Former chief rabbi: Don’t take the law into your own hands

Shlomo Amar, a prominent spiritual leader of the Sephardi community, urges youth to trust elected leaders, IDF and God

Yifa Yaakov is a breaking news editor at The Times of Israel.

Rabbi Shlomo Amar, January 2013. (photo credit: Uri Lenz/Flash90)
Rabbi Shlomo Amar, January 2013. (photo credit: Uri Lenz/Flash90)

In one of the first responses from Israel’s Jewish religious leadership to the violent aftermath of the deaths of Naftali Fraenkel, Gil-ad Shaar and Eyal Yifrach, former Sephardi chief rabbi Shlomo Amar on Thursday issued a fervent plea to Jewish youths to trust in God and the country’s political leadership and avoid taking the law into their own hands.

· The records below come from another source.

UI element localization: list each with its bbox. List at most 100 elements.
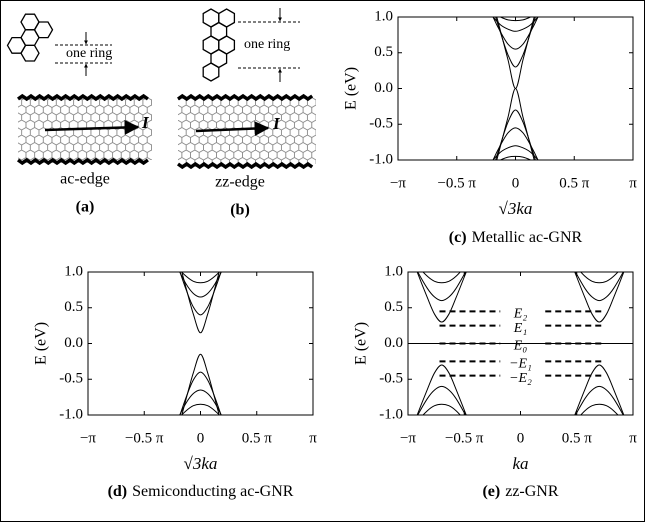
y-tick-label: -1.0	[369, 151, 393, 167]
x-tick-label: −0.5 π	[437, 175, 476, 191]
band	[180, 403, 221, 415]
band	[179, 371, 222, 415]
level-label: −E₁	[509, 357, 532, 372]
y-tick-label: 1.0	[384, 263, 403, 279]
band	[492, 145, 539, 160]
y-axis-label: E (eV)	[343, 67, 360, 110]
y-tick-label: 0.0	[384, 335, 403, 351]
band	[499, 155, 532, 160]
y-tick-label: 1.0	[64, 263, 83, 279]
band	[180, 272, 221, 284]
caption-text: zz-GNR	[505, 483, 559, 500]
band	[496, 87, 535, 160]
x-tick-label: π	[629, 175, 637, 191]
y-tick-label: 0.5	[64, 299, 83, 315]
plot-area	[179, 272, 222, 415]
x-tick-label: 0.5 π	[242, 430, 273, 446]
band	[422, 272, 619, 284]
y-axis-label: E (eV)	[33, 322, 50, 365]
level-label: E₂	[513, 307, 528, 322]
caption: (c) Metallic ac-GNR	[449, 229, 583, 246]
y-tick-label: 0.0	[374, 80, 393, 96]
x-axis-label: ka	[512, 454, 528, 473]
ribbon-edge	[16, 157, 149, 166]
y-axis-label: E (eV)	[353, 322, 370, 365]
y-tick-label: -1.0	[59, 406, 83, 422]
band	[492, 17, 539, 50]
plot-area	[492, 17, 539, 160]
y-tick-label: 1.0	[374, 8, 393, 24]
x-tick-label: −0.5 π	[125, 430, 164, 446]
hexagon	[202, 62, 220, 82]
y-tick-label: -0.5	[59, 371, 83, 387]
chart: −π −0.5 π 0 0.5 π π 1.0 0.5 0.0 -0.5 -1.0 √3ka E (e…	[343, 8, 638, 246]
band	[179, 272, 222, 316]
band	[179, 272, 222, 298]
x-tick-label: −π	[80, 430, 96, 446]
x-tick-label: −π	[390, 175, 406, 191]
ring-label: one ring	[66, 46, 112, 61]
current-label: I	[141, 113, 150, 132]
band	[492, 127, 539, 160]
band	[179, 389, 222, 415]
band	[499, 17, 532, 22]
band	[495, 109, 536, 160]
caption-text: Metallic ac-GNR	[472, 229, 583, 246]
x-tick-label: 0	[517, 430, 525, 446]
band	[416, 272, 625, 323]
level-label: E₀	[513, 339, 528, 354]
x-tick-label: 0	[512, 175, 520, 191]
panel-label: (a)	[76, 199, 95, 216]
current-arrow	[44, 119, 140, 135]
panel-label: (d)	[108, 483, 128, 500]
y-tick-label: 0.5	[374, 44, 393, 60]
x-tick-label: 0.5 π	[559, 175, 590, 191]
y-tick-label: -0.5	[379, 371, 403, 387]
ribbon-edge	[176, 93, 314, 102]
band	[181, 272, 220, 334]
hexagon	[20, 44, 40, 62]
x-axis-label: √3ka	[499, 199, 533, 218]
band	[496, 17, 535, 90]
ribbon-edge	[176, 161, 314, 170]
plot-frame	[407, 271, 634, 416]
y-tick-label: 0.5	[384, 299, 403, 315]
edge-label: zz-edge	[215, 174, 265, 191]
x-tick-label: −π	[400, 430, 416, 446]
ribbon-edge	[16, 93, 149, 102]
current-arrow	[195, 121, 270, 137]
chart: −π −0.5 π 0 0.5 π π 1.0 0.5 0.0 -0.5 -1.0 √3ka E (e…	[33, 263, 318, 500]
band	[417, 272, 624, 302]
band	[422, 403, 619, 415]
band	[492, 17, 539, 32]
x-tick-label: π	[629, 430, 637, 446]
plot-frame	[87, 271, 314, 416]
plot-frame	[397, 16, 634, 161]
band	[416, 364, 625, 415]
caption: (d) Semiconducting ac-GNR	[108, 483, 294, 500]
plot-area	[408, 272, 633, 415]
current-label: I	[272, 114, 281, 133]
edge-label: ac-edge	[60, 171, 110, 188]
x-tick-label: 0	[197, 430, 205, 446]
band	[417, 385, 624, 415]
panel-label: (b)	[230, 202, 250, 219]
caption-text: Semiconducting ac-GNR	[132, 483, 294, 500]
x-tick-label: 0.5 π	[562, 430, 593, 446]
x-tick-label: π	[309, 430, 317, 446]
band	[181, 353, 220, 415]
x-tick-label: −0.5 π	[445, 430, 484, 446]
diagrams: one ring I ac-edge (a) one ring I zz-edg…	[6, 8, 316, 219]
y-tick-label: 0.0	[64, 335, 83, 351]
caption: (e) zz-GNR	[482, 483, 558, 500]
y-tick-label: -0.5	[369, 116, 393, 132]
y-tick-label: -1.0	[379, 406, 403, 422]
panel-label: (c)	[449, 229, 467, 246]
ring-label: one ring	[244, 37, 290, 52]
panel-label: (e)	[482, 483, 500, 500]
x-axis-label: √3ka	[184, 454, 218, 473]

Reaching out to “all our brothers, the people of Israel, the young among us,” Amar said, “I feel their pain. I feel the frustration. But we can’t lose our heads. There are soldiers, and policemen, and security forces, praise God. And we can rest assured that by the grace of God, they will take the correct and necessary steps” in response to the killing of the three Israeli students.

Amar was referring to a wave of violence that hit the capital in recent days following the news of the deaths of the three youths. As the funerals of the three were being held on Monday evening, Jewish youths rioted in Jerusalem, calling for violence and vengeance against Arabs. Some Arabs in the city were attacked by the rioters.

The following morning, the scorched body of a 16-year-old teen from Shuafat, Muhammad Abu Khdeir, was found in the Jerusalem Forest, prompting riots and clashes with security forces in the Arab neighborhoods in East Jerusalem.

Speaking to Israel Radio Thursday, Amar said calls for revenge were liable to “destroy our nation from within.”

He said any response or retaliation on Israel’s part would have to be carried out by state actors with “order, discretion, wisdom and good sense.” Anything else, he said, would be disastrous.

“The worst thing would be if everyone took the law and revenge into their own hands,” said Amar. “To jump up [and act] without leadership and without order would be unruliness.”

Amar strongly condemned the rioting and violence by Jewish youths. “Let us not become like that, and not close to that,” said Amar.

“There is a leadership in Israel, there is an army in Israel … we all have to trust [the government], woe be to us if we don’t. We can criticize, we can demand, but we have to trust in God and in our leadership.”

To the rioting youths, he said, “Let them also not forget that there is a ‘God who avenges’ when innocent blood is spilled,” he said, in a reference to a verse from the book of Deuteronomy.

“If you don’t let the leadership lead, when there is unruliness, nobody knows where it will end.”

He then called on “all the rabbis and all the students” to devote their time to “purity and holiness” and leave the political and military matters to the authorities.

He also said that although the news of the three students’ deaths was tragic, there was a silver lining.

“They were found without negotiations, without having to release such criminals, such murderers in exchange for them, and without causing the families and all the people of Israel even more pain,” he said.

“There is something good and merciful about the fact that at the end of the day, they were given a respectable burial, in a way that did not bring about more tragedy.”